分析の結果、たとえ収入の増加が同じ程度であったとしても、事務・金融・営業などの分野で働く人々が毎月貯蓄する可能性は、作家やアーティストといったクリエイティブな職種の人々より31パーセントポイントも高いことが判明。また、教育分野で働く人々と比較しても、貯蓄する可能性が10パーセントポイントも高かったとのことです。
事務・金融・営業といった専門職では、商業的な洞察力や財務上の意思決定などの能力が求められます。そして、これらの職場では商業的な論理や節約の必要性、リスク評価、財務上の意思決定に関する明確なOJTが重視されることが多く、金銭に関する会話が日常的に交わされています。その結果、収入に応じて貯蓄する傾向が高まった可能性があるというわけです。
これとは対照的に、作家やアーティストといった職業は内発的動機や創造的達成を重視しています。また、教育分野のシステムは物質的目標よりも人道的目標に強く向いており、これも商業的論理や財務的な意思決定が重視される職種とは異なります。
管理職全般を対象にした比較でも、財務部門と連携した環境で働く管理職は、小売・物流・ホスピタリティといった部門の管理職と比較して、毎月貯蓄する可能性が40パーセントポイントも高くなりました。
パブリサ氏は、「もちろん財務に特化した職場環境では、関連するバックグラウンドを持つ従業員が活躍します。しかし、こうした職場では財務に関する会話もより頻繁に行われており、個人の金銭管理能力を強化することができます」と指摘。つまり、特定の職業や職場環境では働きながら経済的リテラシーや貯蓄への意欲が養われやすく、その結果として貯蓄する割合や金額が高くなる可能性があるというわけです。

今回の研究結果は、職業という隠れた要因が、人々の金銭リテラシーを形作る隠れた要因になっている可能性を示唆するものです。貯蓄行動の違いは経済的な回復力の違いを生み出し、最終的に経済格差が拡大する要因になり得ます。パブリサ氏は、「仕事は静かに、そして巧妙に金銭的な習慣や規範を『教える』ものであり、労働者は職場環境が自分の金銭的な習慣に偏りを生じさせる可能性があることを認識するべきです」と述べました。

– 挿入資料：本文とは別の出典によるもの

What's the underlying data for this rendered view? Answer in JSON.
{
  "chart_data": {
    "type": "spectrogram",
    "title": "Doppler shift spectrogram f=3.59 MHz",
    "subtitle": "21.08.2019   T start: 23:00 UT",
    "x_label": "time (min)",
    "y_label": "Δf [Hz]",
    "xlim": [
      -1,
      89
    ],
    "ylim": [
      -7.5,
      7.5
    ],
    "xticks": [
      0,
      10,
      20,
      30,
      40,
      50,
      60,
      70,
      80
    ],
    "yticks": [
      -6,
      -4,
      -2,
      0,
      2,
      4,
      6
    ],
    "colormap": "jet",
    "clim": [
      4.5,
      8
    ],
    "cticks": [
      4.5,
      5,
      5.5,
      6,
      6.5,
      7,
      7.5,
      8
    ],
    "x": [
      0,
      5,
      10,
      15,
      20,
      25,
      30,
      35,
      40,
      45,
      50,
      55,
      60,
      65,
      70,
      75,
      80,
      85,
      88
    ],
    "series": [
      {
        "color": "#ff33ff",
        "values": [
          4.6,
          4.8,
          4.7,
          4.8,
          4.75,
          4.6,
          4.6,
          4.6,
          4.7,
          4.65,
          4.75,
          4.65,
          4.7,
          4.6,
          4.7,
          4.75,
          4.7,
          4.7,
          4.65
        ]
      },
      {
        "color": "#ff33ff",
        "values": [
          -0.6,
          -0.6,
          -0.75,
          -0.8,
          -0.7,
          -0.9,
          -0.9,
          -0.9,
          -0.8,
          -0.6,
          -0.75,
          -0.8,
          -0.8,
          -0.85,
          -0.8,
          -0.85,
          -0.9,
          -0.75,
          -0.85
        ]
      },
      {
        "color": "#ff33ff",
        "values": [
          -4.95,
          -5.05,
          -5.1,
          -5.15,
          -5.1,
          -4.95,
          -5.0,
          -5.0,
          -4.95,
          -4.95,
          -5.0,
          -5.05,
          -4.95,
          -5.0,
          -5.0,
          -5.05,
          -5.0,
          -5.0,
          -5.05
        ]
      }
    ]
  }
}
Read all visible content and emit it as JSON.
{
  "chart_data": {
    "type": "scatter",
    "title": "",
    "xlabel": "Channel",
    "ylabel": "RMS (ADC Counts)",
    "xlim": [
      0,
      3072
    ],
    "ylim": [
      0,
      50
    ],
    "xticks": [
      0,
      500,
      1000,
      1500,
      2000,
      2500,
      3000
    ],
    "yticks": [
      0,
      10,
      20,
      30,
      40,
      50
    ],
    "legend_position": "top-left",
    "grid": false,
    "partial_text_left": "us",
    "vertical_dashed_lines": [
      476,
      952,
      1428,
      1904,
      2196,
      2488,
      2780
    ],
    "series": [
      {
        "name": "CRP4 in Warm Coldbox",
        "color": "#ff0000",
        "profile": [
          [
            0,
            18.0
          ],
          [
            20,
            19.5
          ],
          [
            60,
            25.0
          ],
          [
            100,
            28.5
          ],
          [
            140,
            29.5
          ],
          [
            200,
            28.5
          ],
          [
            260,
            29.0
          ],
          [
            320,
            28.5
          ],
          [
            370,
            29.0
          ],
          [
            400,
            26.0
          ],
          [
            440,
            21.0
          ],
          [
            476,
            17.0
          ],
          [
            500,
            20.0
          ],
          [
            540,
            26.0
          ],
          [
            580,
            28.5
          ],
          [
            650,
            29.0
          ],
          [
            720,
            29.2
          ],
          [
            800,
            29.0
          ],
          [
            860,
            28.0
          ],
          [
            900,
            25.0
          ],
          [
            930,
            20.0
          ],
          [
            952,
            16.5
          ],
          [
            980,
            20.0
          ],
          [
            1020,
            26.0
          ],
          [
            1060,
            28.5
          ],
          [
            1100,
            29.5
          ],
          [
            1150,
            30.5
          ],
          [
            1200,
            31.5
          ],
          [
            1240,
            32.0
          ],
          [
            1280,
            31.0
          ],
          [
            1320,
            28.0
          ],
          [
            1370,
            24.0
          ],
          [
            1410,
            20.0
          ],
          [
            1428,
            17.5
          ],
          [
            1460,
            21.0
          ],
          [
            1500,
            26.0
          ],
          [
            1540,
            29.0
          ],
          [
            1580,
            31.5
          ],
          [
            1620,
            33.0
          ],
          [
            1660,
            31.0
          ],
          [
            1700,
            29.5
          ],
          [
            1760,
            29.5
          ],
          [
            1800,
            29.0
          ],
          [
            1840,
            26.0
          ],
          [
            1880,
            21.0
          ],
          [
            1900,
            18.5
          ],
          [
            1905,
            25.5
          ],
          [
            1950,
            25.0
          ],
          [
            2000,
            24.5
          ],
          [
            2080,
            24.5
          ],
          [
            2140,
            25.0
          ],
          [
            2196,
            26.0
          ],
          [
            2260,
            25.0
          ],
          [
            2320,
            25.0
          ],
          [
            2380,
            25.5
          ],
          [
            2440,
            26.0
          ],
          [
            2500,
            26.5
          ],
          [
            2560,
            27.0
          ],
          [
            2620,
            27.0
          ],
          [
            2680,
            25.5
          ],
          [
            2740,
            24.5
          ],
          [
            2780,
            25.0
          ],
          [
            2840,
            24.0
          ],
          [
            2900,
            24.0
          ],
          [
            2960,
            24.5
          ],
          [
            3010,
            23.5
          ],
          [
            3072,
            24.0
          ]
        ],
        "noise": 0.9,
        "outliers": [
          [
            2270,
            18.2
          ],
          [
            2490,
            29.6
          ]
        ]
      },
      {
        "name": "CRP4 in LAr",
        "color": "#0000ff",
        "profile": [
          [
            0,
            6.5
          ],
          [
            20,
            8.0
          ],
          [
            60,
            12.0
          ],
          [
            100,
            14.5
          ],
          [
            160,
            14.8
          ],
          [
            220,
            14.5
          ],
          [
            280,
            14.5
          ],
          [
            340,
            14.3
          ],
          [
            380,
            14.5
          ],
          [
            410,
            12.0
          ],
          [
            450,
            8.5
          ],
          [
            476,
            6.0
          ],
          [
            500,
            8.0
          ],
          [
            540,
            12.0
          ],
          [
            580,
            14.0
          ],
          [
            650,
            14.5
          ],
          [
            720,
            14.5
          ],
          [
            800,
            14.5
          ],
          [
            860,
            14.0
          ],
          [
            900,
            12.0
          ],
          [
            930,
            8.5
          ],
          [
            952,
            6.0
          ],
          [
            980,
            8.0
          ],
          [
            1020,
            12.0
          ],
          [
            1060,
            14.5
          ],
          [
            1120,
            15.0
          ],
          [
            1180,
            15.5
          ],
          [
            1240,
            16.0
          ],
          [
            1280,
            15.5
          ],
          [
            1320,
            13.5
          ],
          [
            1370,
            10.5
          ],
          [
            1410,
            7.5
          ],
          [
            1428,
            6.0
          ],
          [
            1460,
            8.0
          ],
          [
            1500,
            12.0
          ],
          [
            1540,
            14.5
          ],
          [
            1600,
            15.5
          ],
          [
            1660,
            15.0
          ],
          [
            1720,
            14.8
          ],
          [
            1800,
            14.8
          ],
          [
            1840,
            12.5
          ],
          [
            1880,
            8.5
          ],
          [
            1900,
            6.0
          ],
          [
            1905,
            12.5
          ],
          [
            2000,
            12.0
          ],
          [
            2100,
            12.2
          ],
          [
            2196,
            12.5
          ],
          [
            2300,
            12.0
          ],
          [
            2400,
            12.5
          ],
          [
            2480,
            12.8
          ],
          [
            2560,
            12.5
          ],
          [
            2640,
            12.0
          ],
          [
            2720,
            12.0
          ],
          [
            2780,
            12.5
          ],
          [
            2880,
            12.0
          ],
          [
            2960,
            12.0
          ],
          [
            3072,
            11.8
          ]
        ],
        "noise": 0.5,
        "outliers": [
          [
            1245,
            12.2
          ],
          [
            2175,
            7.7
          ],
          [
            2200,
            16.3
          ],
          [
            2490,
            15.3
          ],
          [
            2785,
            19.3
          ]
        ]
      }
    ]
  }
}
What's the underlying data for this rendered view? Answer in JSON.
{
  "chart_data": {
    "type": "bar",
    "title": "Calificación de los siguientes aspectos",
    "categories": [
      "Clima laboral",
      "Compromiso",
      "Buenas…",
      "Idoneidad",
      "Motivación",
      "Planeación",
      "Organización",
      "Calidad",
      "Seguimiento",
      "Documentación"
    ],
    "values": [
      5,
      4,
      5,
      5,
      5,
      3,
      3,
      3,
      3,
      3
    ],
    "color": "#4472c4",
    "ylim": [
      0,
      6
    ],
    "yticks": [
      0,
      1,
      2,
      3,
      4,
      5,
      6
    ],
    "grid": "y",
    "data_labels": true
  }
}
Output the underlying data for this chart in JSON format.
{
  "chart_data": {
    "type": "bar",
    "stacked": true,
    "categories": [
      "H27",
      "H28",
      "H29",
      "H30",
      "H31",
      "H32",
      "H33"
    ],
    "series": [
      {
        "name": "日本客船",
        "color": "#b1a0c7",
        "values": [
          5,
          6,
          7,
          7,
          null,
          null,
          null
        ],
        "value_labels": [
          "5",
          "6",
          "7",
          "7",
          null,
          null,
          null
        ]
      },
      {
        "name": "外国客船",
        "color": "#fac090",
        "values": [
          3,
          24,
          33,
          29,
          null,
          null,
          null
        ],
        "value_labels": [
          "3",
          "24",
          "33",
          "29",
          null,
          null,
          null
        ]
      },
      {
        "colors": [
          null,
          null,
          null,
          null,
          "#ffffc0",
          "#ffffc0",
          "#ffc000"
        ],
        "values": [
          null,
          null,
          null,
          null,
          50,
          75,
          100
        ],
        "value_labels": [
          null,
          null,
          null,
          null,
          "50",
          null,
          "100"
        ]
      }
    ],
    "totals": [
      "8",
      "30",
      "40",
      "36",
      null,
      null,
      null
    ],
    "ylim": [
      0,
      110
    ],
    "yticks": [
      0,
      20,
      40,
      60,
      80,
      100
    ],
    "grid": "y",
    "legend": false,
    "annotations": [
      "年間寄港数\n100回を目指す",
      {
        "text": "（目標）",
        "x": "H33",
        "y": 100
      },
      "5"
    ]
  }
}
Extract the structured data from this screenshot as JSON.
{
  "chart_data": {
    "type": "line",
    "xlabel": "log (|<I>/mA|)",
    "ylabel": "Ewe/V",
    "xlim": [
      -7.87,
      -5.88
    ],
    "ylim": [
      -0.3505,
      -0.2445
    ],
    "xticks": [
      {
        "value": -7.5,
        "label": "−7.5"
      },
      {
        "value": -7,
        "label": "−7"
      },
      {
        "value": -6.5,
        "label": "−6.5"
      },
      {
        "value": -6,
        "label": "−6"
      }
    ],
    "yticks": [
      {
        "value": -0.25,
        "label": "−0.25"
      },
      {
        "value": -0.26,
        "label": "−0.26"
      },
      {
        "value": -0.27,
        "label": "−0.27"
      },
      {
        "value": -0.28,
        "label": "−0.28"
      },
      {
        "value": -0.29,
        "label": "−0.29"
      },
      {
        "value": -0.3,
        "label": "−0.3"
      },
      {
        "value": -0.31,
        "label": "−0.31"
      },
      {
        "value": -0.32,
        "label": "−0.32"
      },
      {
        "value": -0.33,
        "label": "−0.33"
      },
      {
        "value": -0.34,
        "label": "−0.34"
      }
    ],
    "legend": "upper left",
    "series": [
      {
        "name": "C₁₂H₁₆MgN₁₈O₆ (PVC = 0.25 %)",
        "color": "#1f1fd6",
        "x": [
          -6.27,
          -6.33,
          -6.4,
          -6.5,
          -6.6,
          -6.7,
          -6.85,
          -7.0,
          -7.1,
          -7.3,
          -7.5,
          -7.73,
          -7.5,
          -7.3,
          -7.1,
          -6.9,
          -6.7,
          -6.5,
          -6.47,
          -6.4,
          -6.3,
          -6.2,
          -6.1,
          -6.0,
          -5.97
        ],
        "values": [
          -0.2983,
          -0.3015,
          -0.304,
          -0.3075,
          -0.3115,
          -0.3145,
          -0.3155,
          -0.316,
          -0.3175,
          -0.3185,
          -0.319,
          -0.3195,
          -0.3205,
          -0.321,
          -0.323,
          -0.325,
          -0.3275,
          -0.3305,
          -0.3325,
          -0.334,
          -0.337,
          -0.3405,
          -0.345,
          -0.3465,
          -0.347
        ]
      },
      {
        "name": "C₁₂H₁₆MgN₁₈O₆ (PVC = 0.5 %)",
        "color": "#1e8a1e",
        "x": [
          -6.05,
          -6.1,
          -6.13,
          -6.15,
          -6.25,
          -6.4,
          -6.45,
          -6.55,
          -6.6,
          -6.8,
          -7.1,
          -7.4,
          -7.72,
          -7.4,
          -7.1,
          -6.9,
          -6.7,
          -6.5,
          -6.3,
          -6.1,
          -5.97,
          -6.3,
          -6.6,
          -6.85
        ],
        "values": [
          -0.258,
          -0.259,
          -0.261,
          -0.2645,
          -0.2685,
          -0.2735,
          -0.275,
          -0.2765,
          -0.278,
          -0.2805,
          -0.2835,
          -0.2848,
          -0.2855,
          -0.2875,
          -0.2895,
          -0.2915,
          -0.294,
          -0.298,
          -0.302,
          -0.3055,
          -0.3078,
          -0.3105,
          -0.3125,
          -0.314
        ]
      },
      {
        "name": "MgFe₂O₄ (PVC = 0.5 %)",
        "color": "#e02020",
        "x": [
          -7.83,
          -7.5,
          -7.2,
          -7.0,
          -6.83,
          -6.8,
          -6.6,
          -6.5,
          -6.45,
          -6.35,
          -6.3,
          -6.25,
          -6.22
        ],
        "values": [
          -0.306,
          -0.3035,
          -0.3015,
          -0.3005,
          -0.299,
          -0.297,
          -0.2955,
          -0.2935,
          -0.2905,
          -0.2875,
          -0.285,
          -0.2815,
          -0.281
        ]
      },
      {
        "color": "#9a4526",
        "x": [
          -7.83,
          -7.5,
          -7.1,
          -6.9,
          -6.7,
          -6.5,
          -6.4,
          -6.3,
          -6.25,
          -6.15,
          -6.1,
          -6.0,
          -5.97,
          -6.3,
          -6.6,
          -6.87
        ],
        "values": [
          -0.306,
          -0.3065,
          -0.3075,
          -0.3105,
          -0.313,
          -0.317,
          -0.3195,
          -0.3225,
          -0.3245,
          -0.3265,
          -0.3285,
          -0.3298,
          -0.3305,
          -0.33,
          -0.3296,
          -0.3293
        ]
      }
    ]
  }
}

パブリサ氏は貯蓄習慣を形作るための実践的なアプローチとして、金融関連の職に就く人々の考えを取り入れたり、金融リテラシーを高めるポッドキャストや記事を読んだりすることを推奨しています。また、雇用主は従業員の経済的回復力を高めるため、金融アドバイザーを招いて金銭管理スキルや実践的なアプローチの講義を行うこともできるほか、教育現場で金融リテラシーを教えることも役立つかもしれません。
パブリサ氏は、「良い貯蓄習慣は個人の選択の問題だけではありません。経済的な回復力や不平等には社会的・構造的要因も影響しています」「貯蓄できない自分を非難するのではなく、自分の社会的・職業的な環境が経済的回復力を左右し得るという認識に置き換えることで、自分に自信が生まれて前向きな一歩を踏み出すことができます」と述べました。